My biggest patient was 133 pounds.  Thank goodness she was not in heat!  My smallest was the little guy above at 4.5 pounds.  Everyone played nicely and I nary saw tooth or nail.

Dr. Workman, my mentor of 35 years.

The Animal Clinic is a bustling place ... organized chaos at times.  The team came together, though, and worked fluidly throughout the day, ensuring a smooth operation and TLC to all patients.  Dr. Workman, one of the owners, also donated his time in assisting me.  Sarah and Nakeya put their multi tasking skills to the test, helping me out, as well as taking care of their usual Thursday duties.  From the front office staff to the kennel help, everyone contributed to the cause.  I cannot thank them enough. 

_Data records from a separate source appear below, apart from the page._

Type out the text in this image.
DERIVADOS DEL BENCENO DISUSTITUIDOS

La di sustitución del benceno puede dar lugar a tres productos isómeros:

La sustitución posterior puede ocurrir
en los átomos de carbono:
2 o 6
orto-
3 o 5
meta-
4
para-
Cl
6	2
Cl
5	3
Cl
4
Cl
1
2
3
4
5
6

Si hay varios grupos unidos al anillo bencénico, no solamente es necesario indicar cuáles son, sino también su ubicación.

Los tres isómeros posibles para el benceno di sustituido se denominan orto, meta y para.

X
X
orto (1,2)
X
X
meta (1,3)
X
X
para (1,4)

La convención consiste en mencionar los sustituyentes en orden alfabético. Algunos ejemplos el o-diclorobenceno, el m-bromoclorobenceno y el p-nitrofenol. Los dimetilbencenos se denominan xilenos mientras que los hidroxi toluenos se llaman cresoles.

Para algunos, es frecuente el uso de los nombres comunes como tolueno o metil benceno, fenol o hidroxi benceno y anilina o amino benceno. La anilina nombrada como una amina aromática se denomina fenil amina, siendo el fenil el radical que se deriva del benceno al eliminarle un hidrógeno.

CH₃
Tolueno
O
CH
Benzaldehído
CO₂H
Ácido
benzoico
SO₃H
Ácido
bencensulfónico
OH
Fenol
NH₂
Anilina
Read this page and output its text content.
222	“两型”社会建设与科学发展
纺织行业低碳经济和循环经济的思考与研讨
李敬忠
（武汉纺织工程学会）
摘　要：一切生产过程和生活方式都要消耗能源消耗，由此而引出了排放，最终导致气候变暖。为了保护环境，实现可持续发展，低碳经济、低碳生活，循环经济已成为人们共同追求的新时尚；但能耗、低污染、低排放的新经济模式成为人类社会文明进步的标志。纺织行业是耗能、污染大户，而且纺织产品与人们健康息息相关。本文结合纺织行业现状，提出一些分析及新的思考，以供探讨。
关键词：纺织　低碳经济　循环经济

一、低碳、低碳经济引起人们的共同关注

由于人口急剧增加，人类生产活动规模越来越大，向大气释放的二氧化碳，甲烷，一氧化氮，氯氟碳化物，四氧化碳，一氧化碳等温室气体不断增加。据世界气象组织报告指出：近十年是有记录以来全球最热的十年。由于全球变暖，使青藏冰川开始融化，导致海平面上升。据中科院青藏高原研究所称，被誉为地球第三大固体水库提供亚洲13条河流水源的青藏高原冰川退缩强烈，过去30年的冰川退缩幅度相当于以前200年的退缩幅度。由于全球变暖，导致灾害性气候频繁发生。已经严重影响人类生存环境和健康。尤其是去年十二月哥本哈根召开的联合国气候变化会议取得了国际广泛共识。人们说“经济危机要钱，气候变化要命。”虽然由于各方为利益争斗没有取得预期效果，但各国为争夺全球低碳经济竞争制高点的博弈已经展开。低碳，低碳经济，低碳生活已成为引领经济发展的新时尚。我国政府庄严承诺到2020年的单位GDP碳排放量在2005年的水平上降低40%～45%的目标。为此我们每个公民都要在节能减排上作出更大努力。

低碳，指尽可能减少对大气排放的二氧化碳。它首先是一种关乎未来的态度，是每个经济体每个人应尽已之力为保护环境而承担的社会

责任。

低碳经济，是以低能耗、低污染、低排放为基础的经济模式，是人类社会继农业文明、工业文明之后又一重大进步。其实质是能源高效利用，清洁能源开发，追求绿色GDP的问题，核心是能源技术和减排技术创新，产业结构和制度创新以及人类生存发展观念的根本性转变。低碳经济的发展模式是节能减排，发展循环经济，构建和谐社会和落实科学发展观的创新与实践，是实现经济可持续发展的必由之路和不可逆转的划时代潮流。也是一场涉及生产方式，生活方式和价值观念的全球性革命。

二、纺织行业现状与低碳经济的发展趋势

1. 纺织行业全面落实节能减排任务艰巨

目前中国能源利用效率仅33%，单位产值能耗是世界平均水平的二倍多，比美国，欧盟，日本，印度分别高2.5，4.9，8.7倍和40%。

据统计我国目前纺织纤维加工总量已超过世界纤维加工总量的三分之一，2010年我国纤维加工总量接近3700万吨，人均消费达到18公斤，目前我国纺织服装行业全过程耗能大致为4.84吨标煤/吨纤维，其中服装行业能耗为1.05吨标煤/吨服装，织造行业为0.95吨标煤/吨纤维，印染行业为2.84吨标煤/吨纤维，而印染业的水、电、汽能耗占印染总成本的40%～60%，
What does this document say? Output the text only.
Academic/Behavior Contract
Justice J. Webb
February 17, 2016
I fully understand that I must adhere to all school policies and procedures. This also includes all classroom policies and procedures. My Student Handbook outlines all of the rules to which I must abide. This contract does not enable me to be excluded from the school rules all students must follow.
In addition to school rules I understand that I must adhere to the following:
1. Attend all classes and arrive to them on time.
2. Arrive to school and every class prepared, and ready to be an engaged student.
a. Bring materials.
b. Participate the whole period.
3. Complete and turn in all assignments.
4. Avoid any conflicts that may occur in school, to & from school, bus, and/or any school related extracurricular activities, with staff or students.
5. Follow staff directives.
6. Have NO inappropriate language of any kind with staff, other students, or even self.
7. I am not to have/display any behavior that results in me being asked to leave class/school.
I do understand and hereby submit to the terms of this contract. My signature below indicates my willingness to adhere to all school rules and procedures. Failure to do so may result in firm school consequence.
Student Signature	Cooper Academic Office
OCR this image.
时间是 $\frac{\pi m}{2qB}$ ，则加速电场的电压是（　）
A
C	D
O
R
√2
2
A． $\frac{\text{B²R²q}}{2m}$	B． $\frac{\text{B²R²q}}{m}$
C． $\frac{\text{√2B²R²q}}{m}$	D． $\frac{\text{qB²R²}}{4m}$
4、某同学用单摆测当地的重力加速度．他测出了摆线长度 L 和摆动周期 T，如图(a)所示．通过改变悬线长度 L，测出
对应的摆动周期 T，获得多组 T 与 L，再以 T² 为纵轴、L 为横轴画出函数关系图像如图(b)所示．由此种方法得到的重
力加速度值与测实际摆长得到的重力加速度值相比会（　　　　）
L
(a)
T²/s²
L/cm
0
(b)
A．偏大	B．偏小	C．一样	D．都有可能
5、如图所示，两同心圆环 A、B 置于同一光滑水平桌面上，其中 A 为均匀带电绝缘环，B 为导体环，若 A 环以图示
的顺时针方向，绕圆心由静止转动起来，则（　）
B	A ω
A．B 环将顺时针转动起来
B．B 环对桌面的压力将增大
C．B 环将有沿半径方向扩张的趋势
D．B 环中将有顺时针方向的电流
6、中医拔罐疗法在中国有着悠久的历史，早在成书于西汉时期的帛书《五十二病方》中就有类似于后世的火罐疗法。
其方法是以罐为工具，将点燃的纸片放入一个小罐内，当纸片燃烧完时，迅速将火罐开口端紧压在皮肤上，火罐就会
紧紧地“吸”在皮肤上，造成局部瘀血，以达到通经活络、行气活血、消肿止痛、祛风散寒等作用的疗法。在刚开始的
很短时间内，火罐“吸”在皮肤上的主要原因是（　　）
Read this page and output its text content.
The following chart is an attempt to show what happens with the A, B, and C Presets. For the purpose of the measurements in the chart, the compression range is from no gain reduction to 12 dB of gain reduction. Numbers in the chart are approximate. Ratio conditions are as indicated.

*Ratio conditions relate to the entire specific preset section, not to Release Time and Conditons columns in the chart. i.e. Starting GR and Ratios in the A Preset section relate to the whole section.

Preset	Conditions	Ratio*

And to you all out there in Athens, Tn and social media land.  Thanks to you I have raised $1200.  In addition, 3 major drug companies have donated more than $2000 in vaccines and flea/tick products.  With this, I am estimating that I will be able to have at least 5 more free clinic days in the future.

Rescue Racing, my new team for 2018.

I must also give a huge shout out to Anthony Hergert, the founder of Rescue Racing.  I first ran into him ... or was it that I passed him ... at the 2015 Iron Mountain 100K mountain bike race.  I remember seeing the words "spay," "neuter," adopt don't shop," and "microchip your pet" on the jersey.  And bonus points for just how cool it looked.  I told myself that I needed to hook up with this racer and see what his story was.

Anthony and I talked a bit after the race.  The team's mission was to raise awareness for spay/neuter, microchipping, and animal rescue in North Georgia.  Members joined to give, not to receive.  It was not about being entitled to deep discounts on bikes and free race entries.  It was about the members could do for those without a voice.  I was intrigued ... and a bit envious.  Little did I know that three years later, I would be on this amazing team.  And the team has since expanded from the North Georgia mountains to include almost 100 members in 10+ states!

So thanks Twan!  I may have kicked your ass on that hellacious fire road climb midway through the race , but you gave me a "kick in the pants" to pay it forward in 2018.